Где-то после второго моего такого похода, примерно в ноябре, под Волоколамском, потеряли много людей, в том числе офицеров, раненым и убитыми. А командовать некому. У нас в эскадроне тоже офицера ранило, его отправили в госпиталь. И получилось так, что офицеров нет, ведь ранило опытных. Ну, а я-то с «кубарями», и меня командир полка вызывает: «Принимай эскадрон». Я говорю, что не знаю ничего, ни карты, ни в лесу как ориентироваться. Он в ответ: «Нет других офицеров, выбыли все и ночью выступаем. Будешь ты». Я принял командование, а сам не знаю что делать. Подхожу к коноводу, а он мне, мол, как-нибудь справимся. Нам поставили задачу: пройти двадцать километров через лес просекой, первому эскадрону выйти к южной окраине села к двенадцати часам, остальным эскадронам зайти с других сторон, и по сигналу зеленой ракеты – внимание, красной - идти в атаку. Пока ехали, я все разговаривал с пожилыми кавалеристами, что делать-то? А они мне – справимся. Тут подъезжает ко мне один, и говорит: «Я знаю карту, так что помогу тебе». По дороге захватили двух немцев, видимо это была их разведка, допросили, они сказали, что действительно впереди деревня, сказали какие силы в деревне. Ну, и тут же их расстреляли - не с собой же брать - и поехали дальше. Тот кавалерист вывел к селу. Уже стемнело. В окнах горит свет. Я его спрашиваю: «Как ты смог провести нас, ведь темно, ничего не видно?» А он мне: «Я не могу тебе сказать… Я капитан. С границы иду - нашу часть разбили, а заявить, о том, кто я, не могу, так как меня или расстреляют, или в лагерь отправят». И тут взлетела зеленая ракета, за ней красная, и мы пошли в атаку. Поставленную задачу выполнили и вернулись обратно.
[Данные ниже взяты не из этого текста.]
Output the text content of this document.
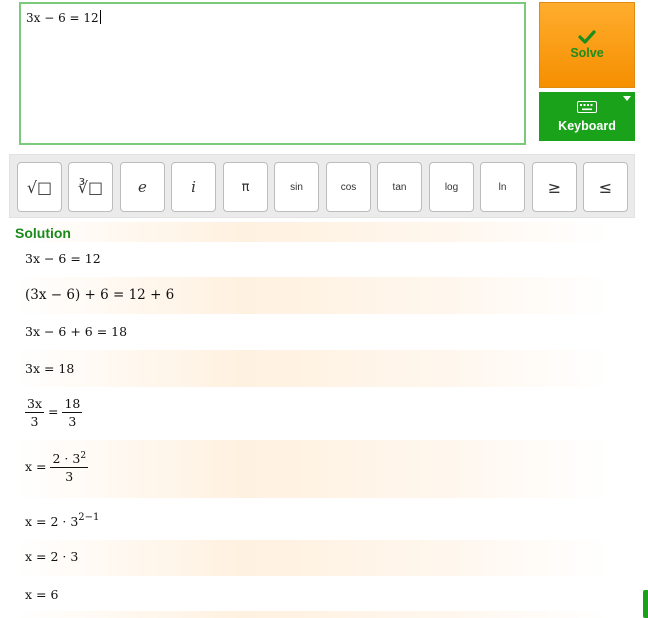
3x − 6 = 12
Solve
Keyboard
√□ ∛□ e	i	π	sin	cos	tan	log	ln	≥ ≤
Solution
3x − 6 = 12
(3x − 6) + 6 = 12 + 6
3x − 6 + 6 = 18
3x = 18
$\frac{3x}{3} = \frac{18}{3}$
$x = \frac{2 \cdot 3^2}{3}$
$x = 2 \cdot 3^{2-1}$
x = 2 · 3
x = 6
Как-то в районе города Белый, что стоит на речке Белая, нашей пятьдесят третьей кавалерийской дивизии была поставлена задача перекрыть большак, то есть поставить заслон немцам. А основные войска тем временем отходили ко Ржеву. Во Ржеве войска должны погрузиться в эшелоны и отправиться под Москву, а мы должны прикрыть их отход. Прибыли мы в Белый, там простояли дней пять. Я со своим эскадроном был в сарае рядом с дорогой. В сарае находились три пулеметные точки. Основные же силы с пушками «сорокапятками» находились чуть впереди и занимали оборону. Внезапно появился самолет «У-2» с яркими красными звездами. Мы обрадовались, так как наших самолетов еще не видели, только немецкие, махали ему руками, он нам в ответ. Самолет покружил немного над нами и улетел в сторону немцев, а спустя некоторое время возвращается уже с немецкими крестами на борту и с немецкими самолетами в сопровождении. Видимо, сделал разведку, узнал, что надо, доложил своим. Самолеты побомбили немного, и тут немцы бросают основные силы - танки и пехоту. Они выбивают нас с этой речки, части с трудом отходят. Сразу же появляются бомбардировщики, около восьмидесяти сначала, а потом я глянул на небо и не увидел свободного места. Там были и мессершмтты, и юнкерсы, и хенкели, и еще какие-то…Они бомбили без перерыва, бросали и бочки из-под бензина продырявленные, и рельсы. А выли они – страсть - как громко! Ударили они по нам очень сильно, выбросили десант у нас в тылу. Я быстро прыгнул на лошадь, выскочил из сарая, перескочил через какой-то кювет, и в лес. А немцы пошли по дороге, которую мы должны были прикрывать, а дальше на Москву.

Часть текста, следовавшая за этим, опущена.